By Scott Taylor
Last Thursday the Department of National Defence held a press conference in Ottawa to report that Canadian Special Forces soldiers have engaged in combat in northern Iraq in recent days.
They did not use the actual c-word to describe the combat; they simply acknowledged that Canadian soldiers returned fire after being shot at by Daesh fighters. That, by the way, is combat.
No details about the combat were revealed, but Brig.-Gen. Peter Dawe noted to journalists that the incidents had been “sporadic” and had not resulted in any injuries to Canadian soldiers. Then Dawe fell back behind the catch-all cloak of ‘operational security’ when he declined to detail the exact number of incidents and the number of soldiers involved in the combat.
In fact, Dawe went so far as to withhold the number of Special Forces soldiers Canada currently has deployed to the region. When the previous Conservative government first committed personnel to Iraq in October 2014, the number of soldiers was announced as 69 members of the Canadian Special Operations Regiment.
This past spring, when Prime Minister Justin Trudeau ended Canada’s commitment of combat aircraft to the Allied effort in Iraq, he also agreed to boost the number of Special Forces personnel deployed by 200.
Now it seems that Canada has entered a new phase and Canadians are being told even less about what our combat contributions consists of. We have secret soldiers, embarking on secret missions in a hugely complex conflict, but rest assured folks, we are all safer because of it.
Dawe’s superior officer, Lt.-Gen. Stephen Bowes, commander of Canadian Joint Operations Command, was present at the press conference and he warned Canadians not to expect a quick victory over Daesh anytime soon. “Progress can be slow,” warned Bowes, and he predicted it will take many years to defeat Daesh.
At the moment, Daesh is fighting in Iraq and Syria as conventional combat forces. They have heavy weapons and armoured vehicles, and they hold and defend vast tracts of land and urban centres. They are zealots, but they are not exactly first-rate experienced soldiers. Many of them are ideologically driven foreign nut jobs.
Given the success the Americans enjoyed against Saddam Hussein’s much better-equipped army during the 2003 invasion of Iraq, it would take a NATO standard armoured division — backed by the Allies’ overwhelming airpower — less than one week to destroy Daesh forces and reclaim all territory in their self-proclaimed caliphate. So why then, you ask yourself, has Daesh been able to withstand the combined efforts of the U.S.-led coalition since the fall of 2014?

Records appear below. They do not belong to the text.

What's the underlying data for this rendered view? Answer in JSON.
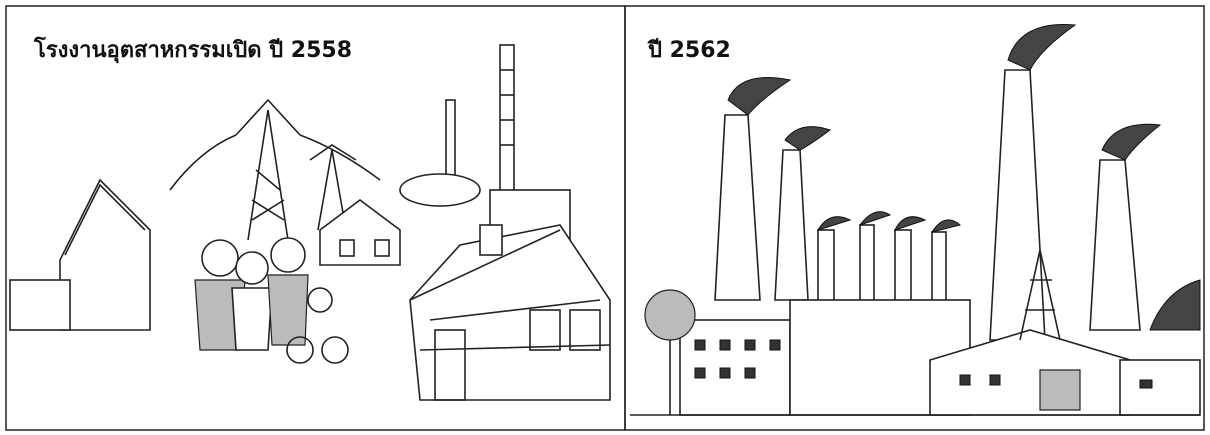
{
  "panels": [
    {
      "title": "โรงงานอุตสาหกรรมเปิด ปี 2558"
    },
    {
      "title": "ปี 2562"
    }
  ]
}
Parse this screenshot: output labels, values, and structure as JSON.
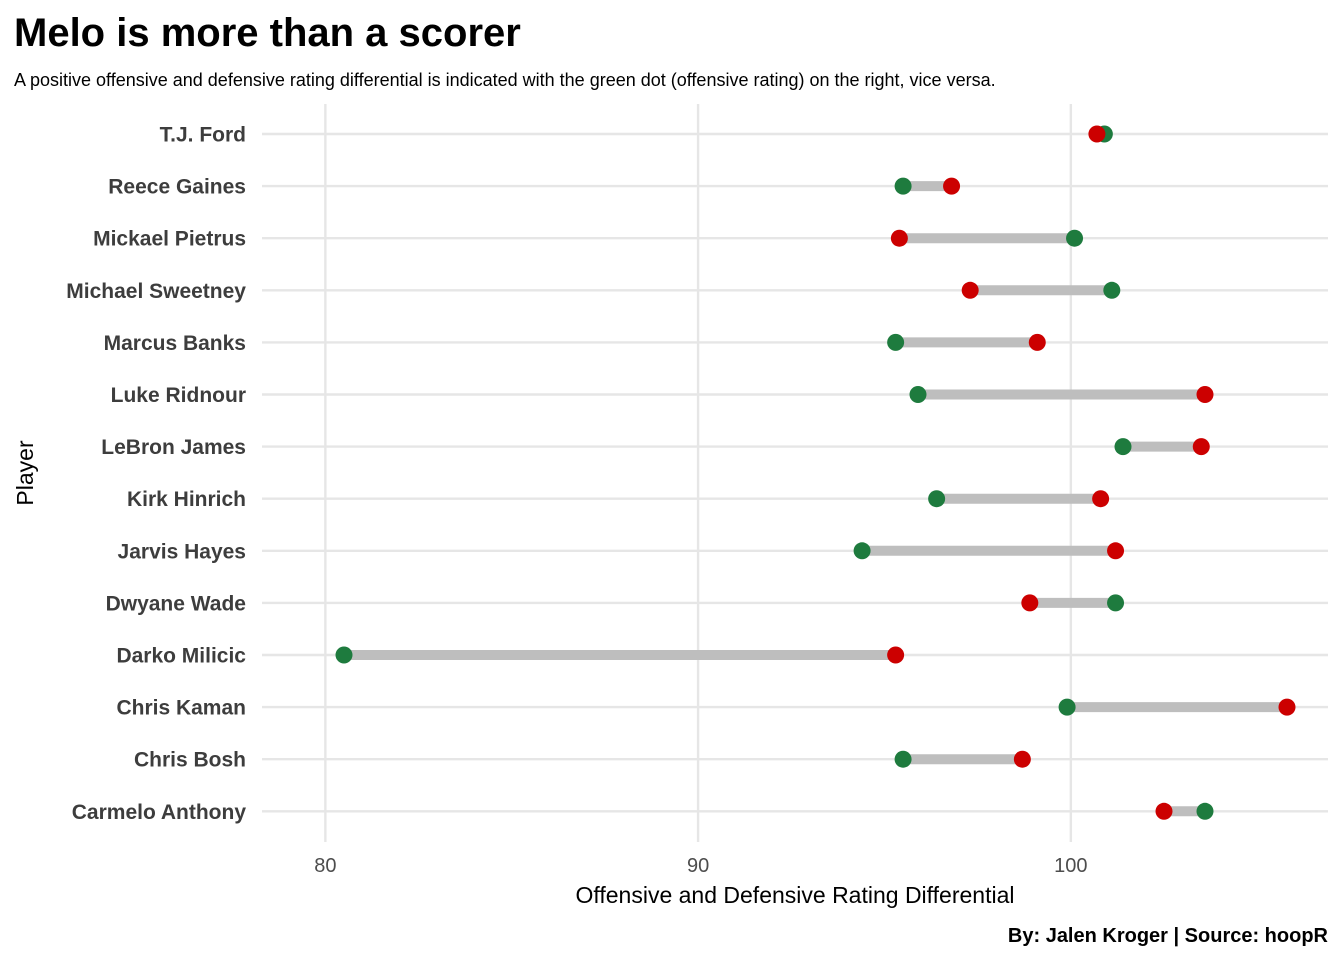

We all know these guys are evildoers, and that is about the only thing that all the various state players and stakeholders agree upon. Despite all the silly name-calling by Western pundits, and the fact that Daesh has committed some terrifying atrocities within their territory, the truth is that in Syria and Iraq they are not fighting as terrorists. They are identifiable as combatants operating within a defined boundary.

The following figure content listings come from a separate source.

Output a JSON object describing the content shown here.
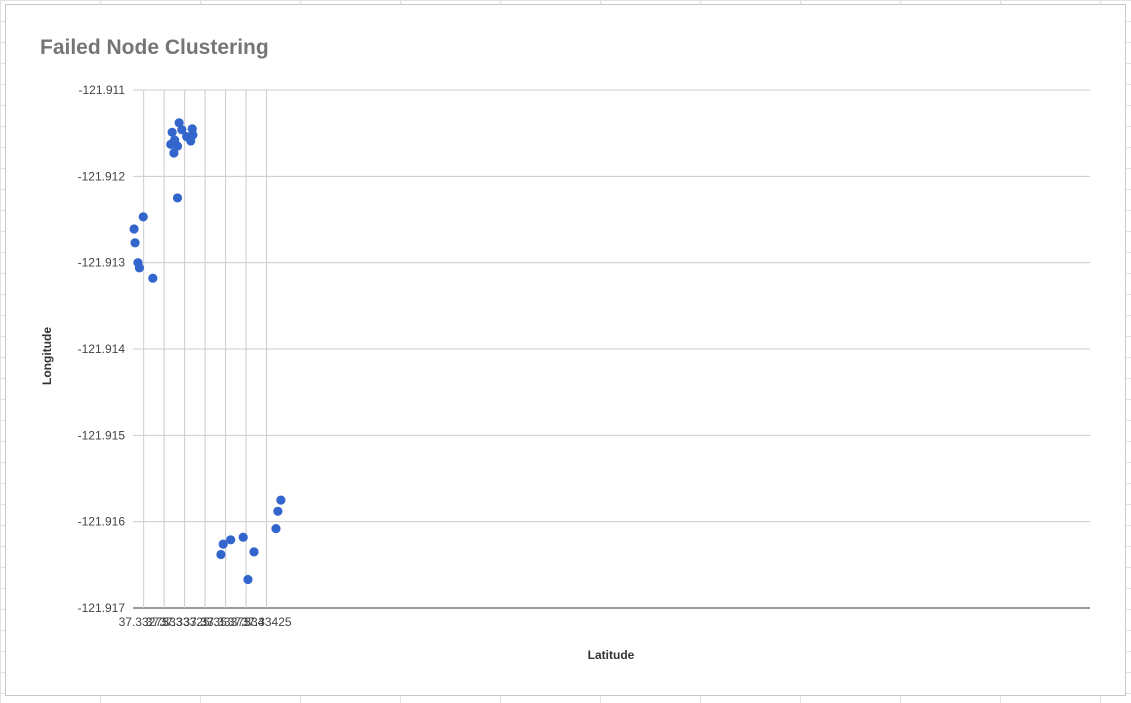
{
  "chart_data": {
    "type": "scatter",
    "title": "Failed Node Clustering",
    "xlabel": "Latitude",
    "ylabel": "Longitude",
    "xlim": [
      37.33262,
      37.3443
    ],
    "ylim": [
      -121.917,
      -121.911
    ],
    "x_ticks": [
      "37.33275",
      "37.333",
      "37.33325",
      "37.3335",
      "37.33375",
      "37.334",
      "37.33425"
    ],
    "x_tick_values": [
      37.33275,
      37.333,
      37.33325,
      37.3335,
      37.33375,
      37.334,
      37.33425
    ],
    "y_ticks": [
      "-121.911",
      "-121.912",
      "-121.913",
      "-121.914",
      "-121.915",
      "-121.916",
      "-121.917"
    ],
    "y_tick_values": [
      -121.911,
      -121.912,
      -121.913,
      -121.914,
      -121.915,
      -121.916,
      -121.917
    ],
    "grid": true,
    "legend": "none",
    "marker_color": "#3366cc",
    "points": [
      {
        "x": 37.332633,
        "y": -121.91261
      },
      {
        "x": 37.332645,
        "y": -121.91277
      },
      {
        "x": 37.332681,
        "y": -121.913
      },
      {
        "x": 37.332698,
        "y": -121.91306
      },
      {
        "x": 37.332745,
        "y": -121.91247
      },
      {
        "x": 37.332862,
        "y": -121.91318
      },
      {
        "x": 37.333081,
        "y": -121.91163
      },
      {
        "x": 37.333098,
        "y": -121.91149
      },
      {
        "x": 37.333119,
        "y": -121.91173
      },
      {
        "x": 37.333128,
        "y": -121.91158
      },
      {
        "x": 37.333163,
        "y": -121.91165
      },
      {
        "x": 37.333163,
        "y": -121.91225
      },
      {
        "x": 37.333183,
        "y": -121.91138
      },
      {
        "x": 37.333216,
        "y": -121.91146
      },
      {
        "x": 37.333275,
        "y": -121.91154
      },
      {
        "x": 37.333325,
        "y": -121.91159
      },
      {
        "x": 37.333343,
        "y": -121.91145
      },
      {
        "x": 37.333351,
        "y": -121.91152
      },
      {
        "x": 37.333693,
        "y": -121.91638
      },
      {
        "x": 37.333721,
        "y": -121.91626
      },
      {
        "x": 37.333812,
        "y": -121.91621
      },
      {
        "x": 37.333965,
        "y": -121.91618
      },
      {
        "x": 37.334023,
        "y": -121.91667
      },
      {
        "x": 37.334097,
        "y": -121.91635
      },
      {
        "x": 37.334365,
        "y": -121.91608
      },
      {
        "x": 37.334388,
        "y": -121.91588
      },
      {
        "x": 37.334425,
        "y": -121.91575
      }
    ]
  }
}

Therein lies the rub as to why the U.S.-led coalition is in no real rush to capture Daesh’s caliphate.
A hornet’s nest presents a nuisance. But if you whack and smash that hornet’s nest you are going to have a much bigger problem. For the U.S.-backed coalition forces to break the back of Daesh’s conventional forces will simply force all of those ideologically motivated zealots to resort to actual acts of revenge terrorism.
Given the instability and lack of security throughout the region — not to mention the various ultimate end goals that each of the various coalition factions seek — there is no way that victory over Daesh will result in the death or capture of all its volunteers. And whichever troops are saddled with occupying the recaptured caliphate territory will no doubt suffer a deadly campaign of actual terror attacks. Not to mention the other Daesh jihadists who will seek vengeance further afield.
The reason that Daesh has not been defeated before now is for the simple reason that the status quo is a less dangerous reality.